As to the visual effects, this is where Avatar is the revolutionary game-changer those behind the film have been proclaiming it was for almost a year now. While I can’t say the CGI is totally invisible, much of it astonishingly is, and even as the Pandora landscape explodes into seas of psychedelic neon colors, it frequently looks so realistic my eyes threatened to pop right out of their sockets.
Has a decade away from being behind the camera dulled Cameron’s substantial chops to stage high-octane action? Not in the slightest. While there are elements and scenes reminiscent of similar moments from many of Cameron’s previous hits, the adrenaline rush this epic provides is still far beyond anything else I’ve experienced in all of 2009. He remains the king of the world on that front.
The last third is a visceral whirlwind of kinetically staged mayhem that defies easy description and must be seen to be believed. Cameron’s attention to detail is second to none, and his ability to make sure that meticulously staged anarchy doesn’t inadvertently lead to haphazard visual confusion is dazzling. Ewok versus Stormtrooper comparisons notwithstanding, not since Ripley’s Marine allies were confronted with a nest of xenomorphs has my stomach been tied into such euphorically gut-busting knots.
The 3-D is the best I’ve ever experienced, and while I’m still not sold that it was necessary, there are moments of mind-blowing absorption that are downright otherworldly.

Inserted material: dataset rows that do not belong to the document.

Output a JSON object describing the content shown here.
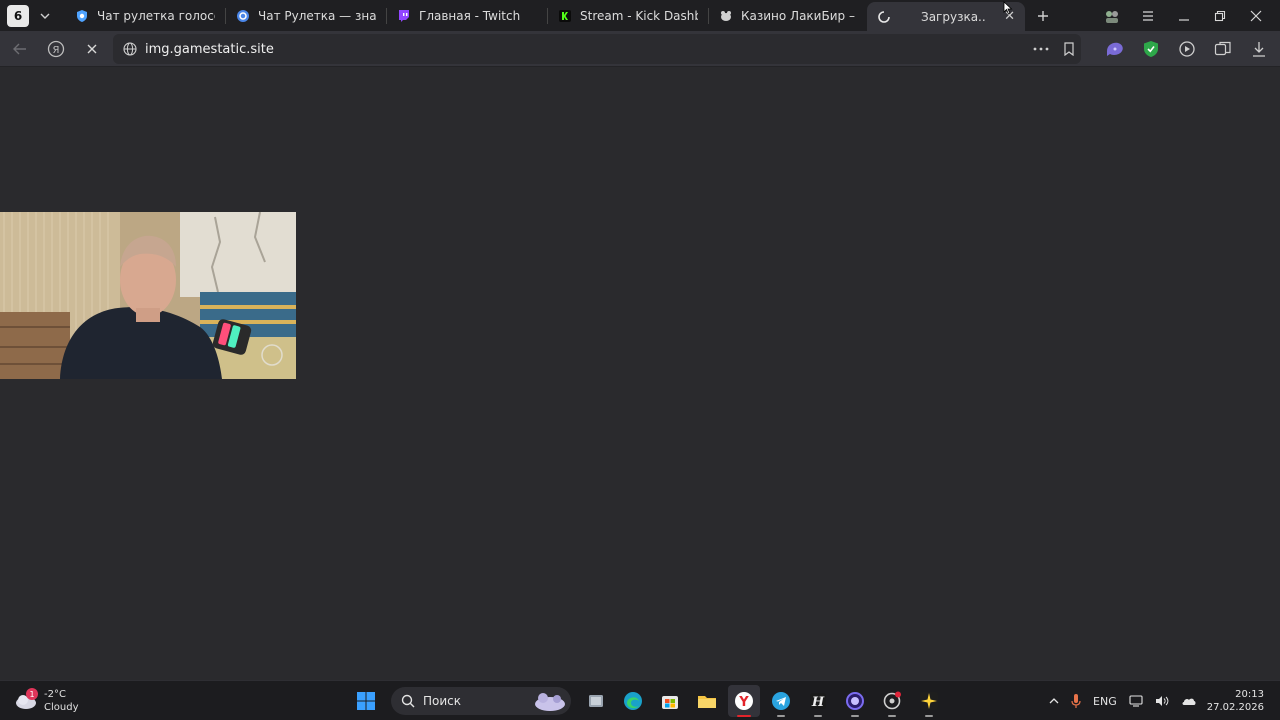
{
  "browser": {
    "tab_count": "6",
    "tabs": [
      {
        "title": "Чат рулетка голосовая -",
        "icon": "roulette-shield-icon",
        "color": "#4fa3ff"
      },
      {
        "title": "Чат Рулетка — знакомст",
        "icon": "roulette-gear-icon",
        "color": "#6aa6ff"
      },
      {
        "title": "Главная - Twitch",
        "icon": "twitch-icon",
        "color": "#9146ff"
      },
      {
        "title": "Stream - Kick Dashboard",
        "icon": "kick-icon",
        "color": "#53fc18"
      },
      {
        "title": "Казино ЛакиБир – Вход",
        "icon": "casino-icon",
        "color": "#cfcfcf"
      },
      {
        "title": "Загрузка...",
        "icon": "loading-spinner-icon",
        "color": "#cfcfcf",
        "active": true
      }
    ],
    "url": "img.gamestatic.site"
  },
  "taskbar": {
    "weather_temp": "-2°C",
    "weather_desc": "Cloudy",
    "weather_badge": "1",
    "search_placeholder": "Поиск",
    "language": "ENG",
    "time": "20:13",
    "date": "27.02.2026"
  },
  "colors": {
    "page_bg": "#2a2a2d",
    "tabstrip_bg": "#1f1f22",
    "toolbar_bg": "#34343a",
    "taskbar_bg": "#1c1c1f"
  }
}
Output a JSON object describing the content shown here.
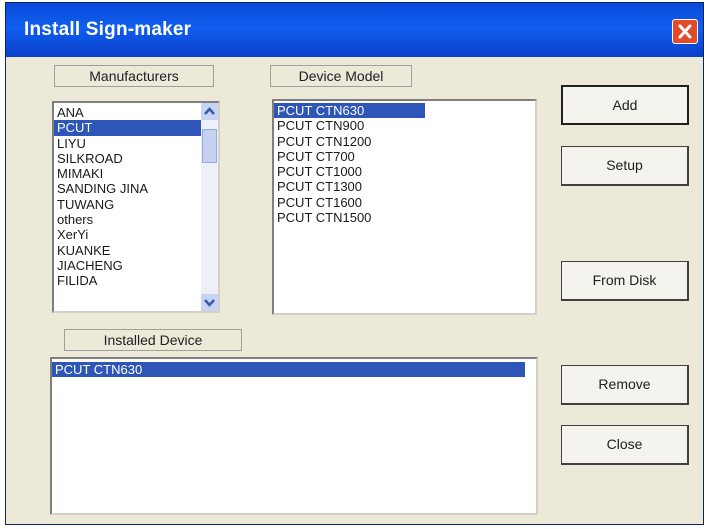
{
  "window": {
    "title": "Install Sign-maker"
  },
  "manufacturers": {
    "label": "Manufacturers",
    "items": [
      "ANA",
      "PCUT",
      "LIYU",
      "SILKROAD",
      "MIMAKI",
      "SANDING JINA",
      "TUWANG",
      "others",
      "XerYi",
      "KUANKE",
      "JIACHENG",
      "FILIDA"
    ],
    "selected_index": 1
  },
  "device_model": {
    "label": "Device Model",
    "items": [
      "PCUT CTN630",
      "PCUT CTN900",
      "PCUT CTN1200",
      "PCUT CT700",
      "PCUT CT1000",
      "PCUT CT1300",
      "PCUT CT1600",
      "PCUT CTN1500"
    ],
    "selected_index": 0
  },
  "installed_device": {
    "label": "Installed Device",
    "items": [
      "PCUT CTN630"
    ],
    "selected_index": 0
  },
  "buttons": {
    "add": "Add",
    "setup": "Setup",
    "from_disk": "From Disk",
    "remove": "Remove",
    "close": "Close"
  },
  "colors": {
    "titlebar": "#0a49d8",
    "selection": "#2e56b8",
    "close": "#e24b2a",
    "dialog": "#ece9d8"
  },
  "icons": {
    "close": "close-icon",
    "scroll_up": "chevron-up-icon",
    "scroll_down": "chevron-down-icon"
  }
}
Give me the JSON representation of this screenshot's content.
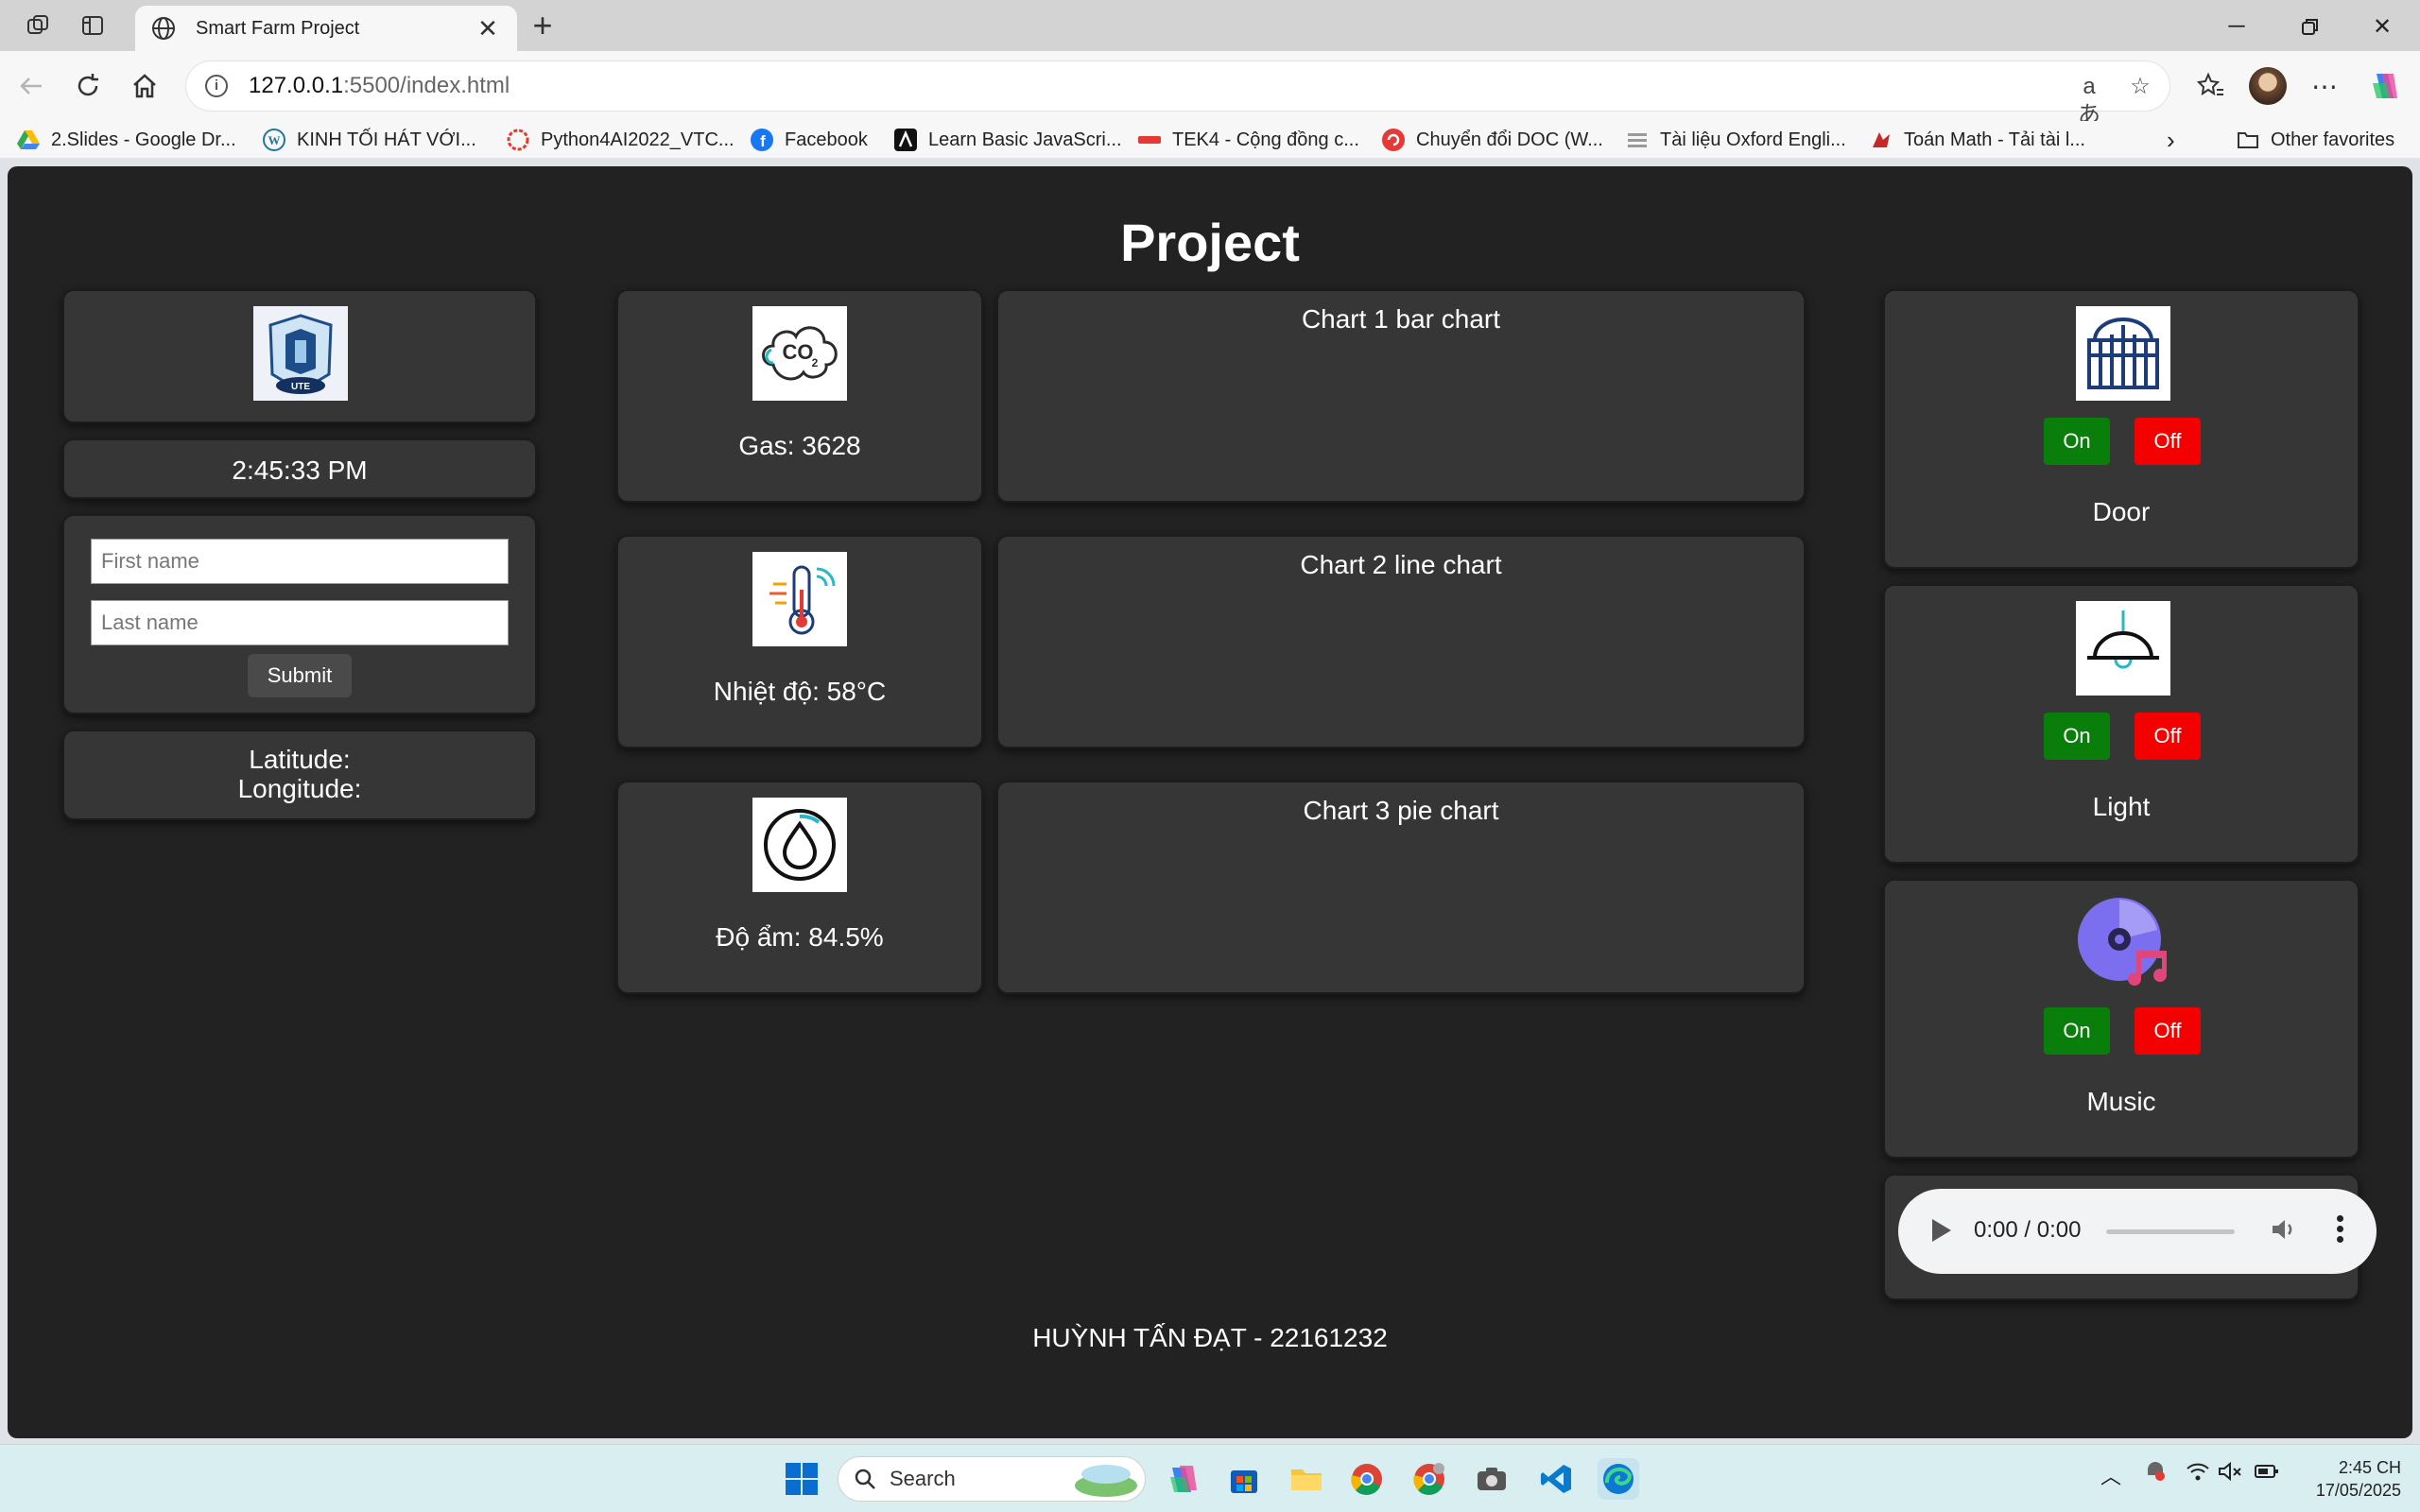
{
  "browser": {
    "tab_title": "Smart Farm Project",
    "url_host": "127.0.0.1",
    "url_path": ":5500/index.html",
    "favorites": [
      {
        "label": "2.Slides - Google Dr...",
        "icon": "google-drive-icon"
      },
      {
        "label": "KINH TỐI HÁT VỚI...",
        "icon": "wordpress-icon"
      },
      {
        "label": "Python4AI2022_VTC...",
        "icon": "python4ai-icon"
      },
      {
        "label": "Facebook",
        "icon": "facebook-icon"
      },
      {
        "label": "Learn Basic JavaScri...",
        "icon": "learn-js-icon"
      },
      {
        "label": "TEK4 - Cộng đồng c...",
        "icon": "tek4-icon"
      },
      {
        "label": "Chuyển đổi DOC (W...",
        "icon": "doc-convert-icon"
      },
      {
        "label": "Tài liệu Oxford Engli...",
        "icon": "oxford-icon"
      },
      {
        "label": "Toán Math - Tải tài l...",
        "icon": "toan-math-icon"
      }
    ],
    "other_favorites": "Other favorites"
  },
  "page": {
    "title": "Project",
    "clock": "2:45:33 PM",
    "form": {
      "first_placeholder": "First name",
      "last_placeholder": "Last name",
      "submit_label": "Submit"
    },
    "location": {
      "latitude_label": "Latitude:",
      "longitude_label": "Longitude:"
    },
    "sensors": [
      {
        "label": "Gas: 3628",
        "icon": "co2-icon"
      },
      {
        "label": "Nhiệt độ: 58°C",
        "icon": "thermometer-icon"
      },
      {
        "label": "Độ ẩm: 84.5%",
        "icon": "humidity-drop-icon"
      }
    ],
    "charts": [
      {
        "title": "Chart 1 bar chart"
      },
      {
        "title": "Chart 2 line chart"
      },
      {
        "title": "Chart 3 pie chart"
      }
    ],
    "devices": [
      {
        "name": "Door",
        "icon": "door-gate-icon",
        "on_label": "On",
        "off_label": "Off"
      },
      {
        "name": "Light",
        "icon": "lamp-icon",
        "on_label": "On",
        "off_label": "Off"
      },
      {
        "name": "Music",
        "icon": "music-disc-icon",
        "on_label": "On",
        "off_label": "Off"
      }
    ],
    "audio": {
      "time": "0:00 / 0:00"
    },
    "footer": "HUỲNH TẤN ĐẠT - 22161232"
  },
  "taskbar": {
    "search_label": "Search",
    "time": "2:45 CH",
    "date": "17/05/2025"
  },
  "colors": {
    "page_bg": "#222222",
    "card_bg": "#363636",
    "on_button": "#0a7e0a",
    "off_button": "#f50000"
  }
}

There’s also not a lot to say about Lang’s hilariously one-dimensional villain, and I have sneaky suspicion Quaritch is going to grow on me the same way Bill Paxton’s Private Hudson did after repeat viewings of Aliens.
Even with its simplistic plot, Avatar is a stunning achievement in next-level cinematic bravado. Watch it on the biggest screen possible. Prepare to be blown away.